I have already mentioned the pig – the family had christened him Hamlet because he was going to come to a sticky end (presumably using the instructions in the JS book).  To me, he was Bacon Sandwich and it was love at first sight.

Each lunchtime, we would be provided with a tasty dish prepared by the lady of the house.  Usually this meant Bacon Sandwich’s predecessor served up in some form or other, although as veggies, we were able to avoid eating our little friend’s relative.  When I talked about having a pig in France, the others couldn’t understand why.  After all, a pet pig would just eat without producing a yield.  I do get this very practical point, but I don’t believe that “yield” can always be explained in tangible terms.  I certainly got a high yield of happiness from my friendship with this little fellow.  I gave Johnny a very evil eye when he suggested that “we could always get a man in…”

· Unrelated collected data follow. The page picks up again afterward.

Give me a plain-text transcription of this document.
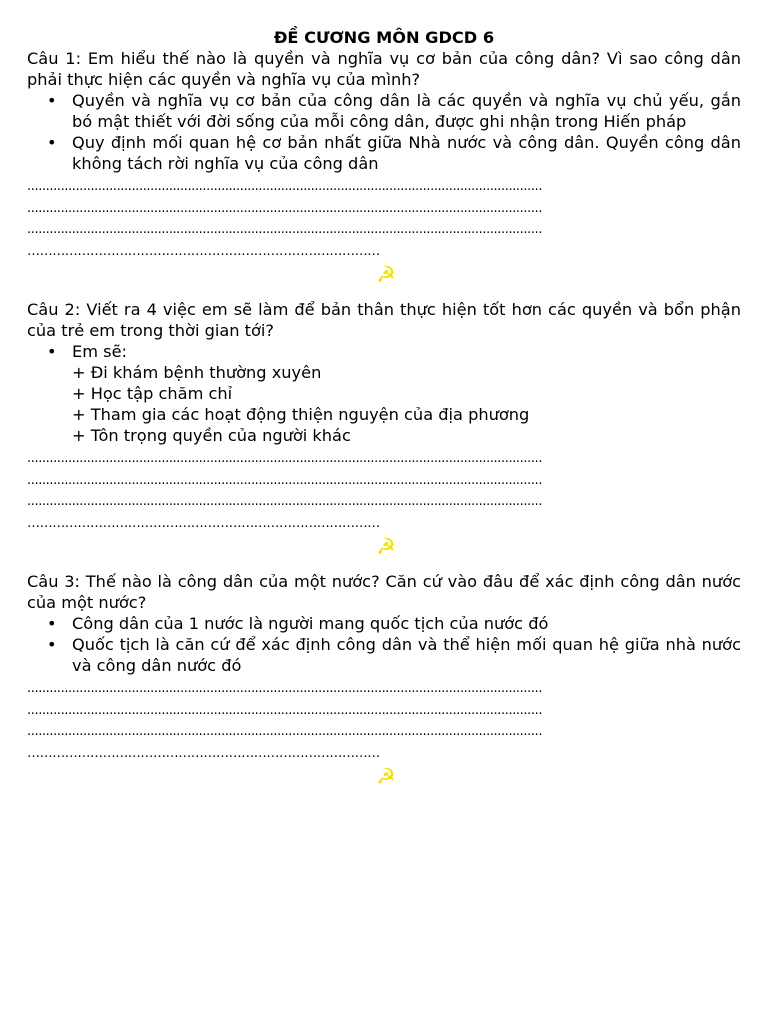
ĐỀ CƯƠNG MÔN GDCD 6

Câu 1: Em hiểu thế nào là quyền và nghĩa vụ cơ bản của công dân? Vì sao công dân phải thực hiện các quyền và nghĩa vụ của mình?

• Quyền và nghĩa vụ cơ bản của công dân là các quyền và nghĩa vụ chủ yếu, gắn bó mật thiết với đời sống của mỗi công dân, được ghi nhận trong Hiến pháp
• Quy định mối quan hệ cơ bản nhất giữa Nhà nước và công dân. Quyền công dân không tách rời nghĩa vụ của công dân
..........................................................................................................................................
..........................................................................................................................................
..........................................................................................................................................
…………………………………………………………………………
☭

Câu 2: Viết ra 4 việc em sẽ làm để bản thân thực hiện tốt hơn các quyền và bổn phận của trẻ em trong thời gian tới?

• Em sẽ:
+ Đi khám bệnh thường xuyên
+ Học tập chăm chỉ
+ Tham gia các hoạt động thiện nguyện của địa phương
+ Tôn trọng quyền của người khác
..........................................................................................................................................
..........................................................................................................................................
..........................................................................................................................................
…………………………………………………………………………
☭

Câu 3: Thế nào là công dân của một nước? Căn cứ vào đâu để xác định công dân nước của một nước?

• Công dân của 1 nước là người mang quốc tịch của nước đó
• Quốc tịch là căn cứ để xác định công dân và thể hiện mối quan hệ giữa nhà nước và công dân nước đó
..........................................................................................................................................
..........................................................................................................................................
..........................................................................................................................................
…………………………………………………………………………
☭
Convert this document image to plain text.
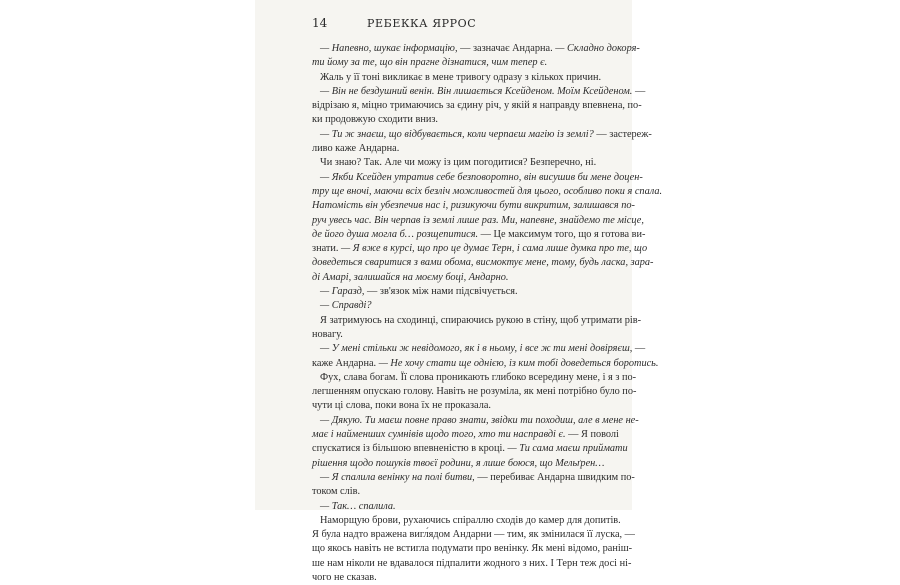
14	РЕБЕККА ЯРРОС
— Напевно, шукає інформацію, — зазначає Андарна. — Складно докоря-
ти йому за те, що він прагне дізнатися, чим тепер є.
Жаль у її тоні викликає в мене тривогу одразу з кількох причин.
— Він не бездушний венін. Він лишається Ксейденом. Моїм Ксейденом. —
відрізаю я, міцно тримаючись за єдину річ, у якій я направду впевнена, по-
ки продовжую сходити вниз.
— Ти ж знаєш, що відбувається, коли черпаєш магію із землі? — застереж-
ливо каже Андарна.
Чи знаю? Так. Але чи можу із цим погодитися? Безперечно, ні.
— Якби Ксейден утратив себе безповоротно, він висушив би мене доцен-
тру ще вночі, маючи всіх безліч можливостей для цього, особливо поки я спала.
Натомість він убезпечив нас і, ризикуючи бути викритим, залишався по-
руч увесь час. Він черпав із землі лише раз. Ми, напевне, знайдемо те місце,
де його душа могла б… розщепитися. — Це максимум того, що я готова ви-
знати. — Я вже в курсі, що про це думає Терн, і сама лише думка про те, що
доведеться сваритися з вами обома, висмоктує мене, тому, будь ласка, зара-
ді Амарі, залишайся на моєму боці, Андарно.
— Гаразд, — зв'язок між нами підсвічується.
— Справді?
Я затримуюсь на сходинці, спираючись рукою в стіну, щоб утримати рів-
новагу.
— У мені стільки ж невідомого, як і в ньому, і все ж ти мені довіряєш, —
каже Андарна. — Не хочу стати ще однією, із ким тобі доведеться боротись.
Фух, слава богам. Її слова проникають глибоко всередину мене, і я з по-
легшенням опускаю голову. Навіть не розуміла, як мені потрібно було по-
чути ці слова, поки вона їх не проказала.
— Дякую. Ти маєш повне право знати, звідки ти походиш, але в мене не-
має і найменших сумнівів щодо того, хто ти насправді є. — Я поволі
спускатися із більшою впевненістю в кроці. — Ти сама маєш приймати
рішення щодо пошуків твоєї родини, я лише боюся, що Мельґрен…
— Я спалила венінку на полі битви, — перебиває Андарна швидким по-
током слів.
— Так… спалила.
Наморщую брови, рухаючись спіраллю сходів до камер для допитів.
Я була надто вражена вигл́ядом Андарни — тим, як змінилася її луска, —
що якось навіть не встигла подумати про венінку. Як мені відомо, раніш-
ше нам ніколи не вдавалося підпалити жодного з них. І Терн теж досі ні-
чого не сказав.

The week passed very quickly as we planted and weeded and picked and packed.  We were having a lot of fun with a heavy-duty pounder which knocks fence posts into the ground until the lady of the house pointed out that we were only securing chicken wire for peas to grow up, not building a corral to keep in cattle.  But we could do that now, if we wanted to.

The final day was rainy and grey, the perfect day for making baskets because the damp kept the willow supple.  If you’d asked me ten years ago what I would be doing now with my ideal man, you can bet that it would not have been making baskets together, but the simple repetitive action of weaving the willow back and forth and watching our baskets grow from our fingers’ work was hypnotic.

The peace we found working together side-by-side that day continues with us now in Bournac – whether we’re painting the endless wooden ceiling slats, pruning the million trees or simply collecting cow poo, we’re a team and we’re one.

So, as we packed up the Landy once again and set off smelling like a dyspeptic deep fat fryer, we reflected on what we had learned from the Master – that everything has a purpose in a self-sufficient system (and sometimes more than one), nothing is ever wasted and, boy, does this life make us happy!